Alan Mann Racing
Team

Alan Mann Racing

section:team
Alan Mann Racing was a British motor racing team founded and managed by Alan Mann (22 August 1936 – 21 March 2012), operating from Byfleet, Surrey, near the historic Brooklands circuit. The team ran the Ford works racing effort across Europe from 1964 to 1969, fielding cars in disciplines ranging from touring car racing and rallying to endurance racing at Le Mans, and became one of the most recognisable privateer-factory partnerships of the 1960s through its distinctive red and gold livery.

Alan Mann began his motorsport career as a part-time racing driver and entrant in British saloon car races in 1962, running Ford Zephyrs and Anglias under the Andrews Garage banner. The following year he prepared a Ford Cortina GT under the Alan Andrews Racing name for driver Henry Taylor, competing in both racing and rallying in what amounted to a quasi-official Ford programme. A notable early result came at the 1963 Marlboro 12 Hours in the United States, where Taylor and co-driver Jimmy Blumer finished second in class in a Cortina GT, an outcome that caught the attention of John Holman of Holman and Moody, Ford's leading American racing operation. That impression, combined with Mann's growing reputation, opened the door to a full factory relationship for 1964.

From 1964, Alan Mann Racing operated as an official Ford factory team. The breadth of its programme was unusual: in a single season the team could contest the Monte Carlo Rally, the Tour de France Automobile, British saloon car events, and the 24 Hours of Le Mans. Ford entrusted the team with some of the most important machinery of the era, including the GT40, Ford Cortina, Ford Falcon, and Ford Escort.

Mann drew elite driving talent throughout the team's existence. Graham Hill, Jackie Stewart, John Whitmore, and Frank Gardner were among those who raced under the red and gold banner at various points during the team's five-year factory tenure.

Alan Mann Racing played a significant role in Ford's campaign to win Le Mans. For the 1966 effort, the team developed a lightweight variant of the GT40, featuring an alloy body and other weight-saving modifications. Ford ordered five such cars but only two were completed before the project was cancelled in favour of the heavier but more powerful MKII GT40. At the 1966 24 Hours of Le Mans, Alan Mann Racing entered two seven-litre MKII cars. One of them ran at the front in the early stages of the race before both cars retired. Beyond the GT40, the team also built and raced the Ford F3L prototype, a purpose-designed endurance racing car intended to revive Ford's Le Mans challenge in the late 1960s.

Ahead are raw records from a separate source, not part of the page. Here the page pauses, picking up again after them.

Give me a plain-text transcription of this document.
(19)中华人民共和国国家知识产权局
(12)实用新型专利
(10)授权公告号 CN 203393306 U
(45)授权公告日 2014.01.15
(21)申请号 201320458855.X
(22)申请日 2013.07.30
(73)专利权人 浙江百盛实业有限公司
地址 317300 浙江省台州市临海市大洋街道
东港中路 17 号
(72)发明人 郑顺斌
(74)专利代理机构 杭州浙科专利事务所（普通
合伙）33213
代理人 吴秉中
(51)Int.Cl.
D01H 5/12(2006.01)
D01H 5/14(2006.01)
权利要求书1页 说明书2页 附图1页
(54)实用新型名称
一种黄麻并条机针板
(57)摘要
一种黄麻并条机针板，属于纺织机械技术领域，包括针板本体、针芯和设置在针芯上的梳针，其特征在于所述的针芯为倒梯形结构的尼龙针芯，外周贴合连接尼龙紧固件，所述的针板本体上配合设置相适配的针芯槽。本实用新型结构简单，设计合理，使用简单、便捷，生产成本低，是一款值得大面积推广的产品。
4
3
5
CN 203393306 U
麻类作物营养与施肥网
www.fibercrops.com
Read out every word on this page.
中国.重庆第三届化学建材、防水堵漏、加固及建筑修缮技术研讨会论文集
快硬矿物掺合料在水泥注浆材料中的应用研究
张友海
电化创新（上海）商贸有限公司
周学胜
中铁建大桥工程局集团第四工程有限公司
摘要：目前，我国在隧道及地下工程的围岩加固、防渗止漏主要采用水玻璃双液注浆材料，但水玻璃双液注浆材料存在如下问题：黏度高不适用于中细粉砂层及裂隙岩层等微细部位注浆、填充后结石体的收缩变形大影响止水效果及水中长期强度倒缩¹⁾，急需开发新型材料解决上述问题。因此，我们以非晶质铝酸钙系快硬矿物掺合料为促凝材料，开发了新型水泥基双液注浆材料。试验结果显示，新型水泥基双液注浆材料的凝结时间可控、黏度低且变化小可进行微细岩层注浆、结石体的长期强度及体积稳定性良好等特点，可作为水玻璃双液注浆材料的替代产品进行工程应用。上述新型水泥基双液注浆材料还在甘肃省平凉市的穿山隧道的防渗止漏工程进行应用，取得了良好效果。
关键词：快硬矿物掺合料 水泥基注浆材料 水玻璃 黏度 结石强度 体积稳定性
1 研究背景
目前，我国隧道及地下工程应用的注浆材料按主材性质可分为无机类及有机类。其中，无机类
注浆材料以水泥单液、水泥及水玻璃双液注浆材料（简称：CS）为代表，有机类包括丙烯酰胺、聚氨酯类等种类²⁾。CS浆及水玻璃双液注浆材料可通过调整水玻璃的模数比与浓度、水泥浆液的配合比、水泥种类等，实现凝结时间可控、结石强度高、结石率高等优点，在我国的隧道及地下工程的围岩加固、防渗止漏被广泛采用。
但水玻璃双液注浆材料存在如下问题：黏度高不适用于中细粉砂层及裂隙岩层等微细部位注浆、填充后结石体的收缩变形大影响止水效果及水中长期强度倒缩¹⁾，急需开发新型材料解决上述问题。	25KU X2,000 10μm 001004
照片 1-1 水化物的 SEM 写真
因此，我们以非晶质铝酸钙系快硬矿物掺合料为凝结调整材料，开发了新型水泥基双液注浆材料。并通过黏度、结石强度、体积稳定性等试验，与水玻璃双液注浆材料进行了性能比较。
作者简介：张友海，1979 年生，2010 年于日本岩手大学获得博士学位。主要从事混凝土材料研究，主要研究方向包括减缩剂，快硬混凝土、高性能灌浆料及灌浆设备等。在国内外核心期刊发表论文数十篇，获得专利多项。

The team accumulated a strong record of outright and class victories across multiple disciplines during its active years:

1964 Tour de France Automobile, Touring Division: Peter Procter and Andrew Cowan won in a Ford Mustang entered by Alan Mann Racing.

1965 International Championship for GT Manufacturers, Over 2000cc Division: Won by Shelby using cars entered by several teams including Alan Mann Racing.

1965 European Touring Car Challenge: John Whitmore won driving a Ford Cortina Lotus entered by the team.

1967 British Saloon Car Championship: Frank Gardner took the title in a Ford Falcon Sprint entered by Alan Mann Racing.

1968 British Saloon Car Championship: Gardner won again, this time in a Ford Cortina Lotus and Ford Escort Twin Cam.

Beyond racing, Alan Mann Racing became a notable supplier of specialist vehicles to the British film and television industries. The team built the original Chitty Chitty Bang Bang cars for the 1968 film of the same name. It also contributed work to the James Bond film Goldfinger, to the cancelled Steve McQueen Formula 1 film Day of the Champion, and to pre-production work for McQueen's later production Le Mans. The team constructed three futuristic-looking cars based on Ford Zephyr running gear with aluminium gullwing bodywork for Gerry Anderson's 1969 film Doppelgänger; those cars were later repainted and appeared in the UFO television series of 1970. The vehicles were reportedly unfinished and unreliable in service.

The original Alan Mann Racing team ceased operations in 1969 following the winding down of Ford's European factory effort. The team was revived by Alan Mann himself in 2004 and returned to competition in historic racing, appearing regularly at high-profile events including the Silverstone Classic, the Goodwood Festival of Speed, the Goodwood Revival, and the Masters Historic Pre-1966 Touring Cars series. The red and gold livery, synonymous with the team's 1960s heyday, has continued to appear at these events as a reminder of one of Britain's most versatile and successful factory-backed racing organisations of that decade.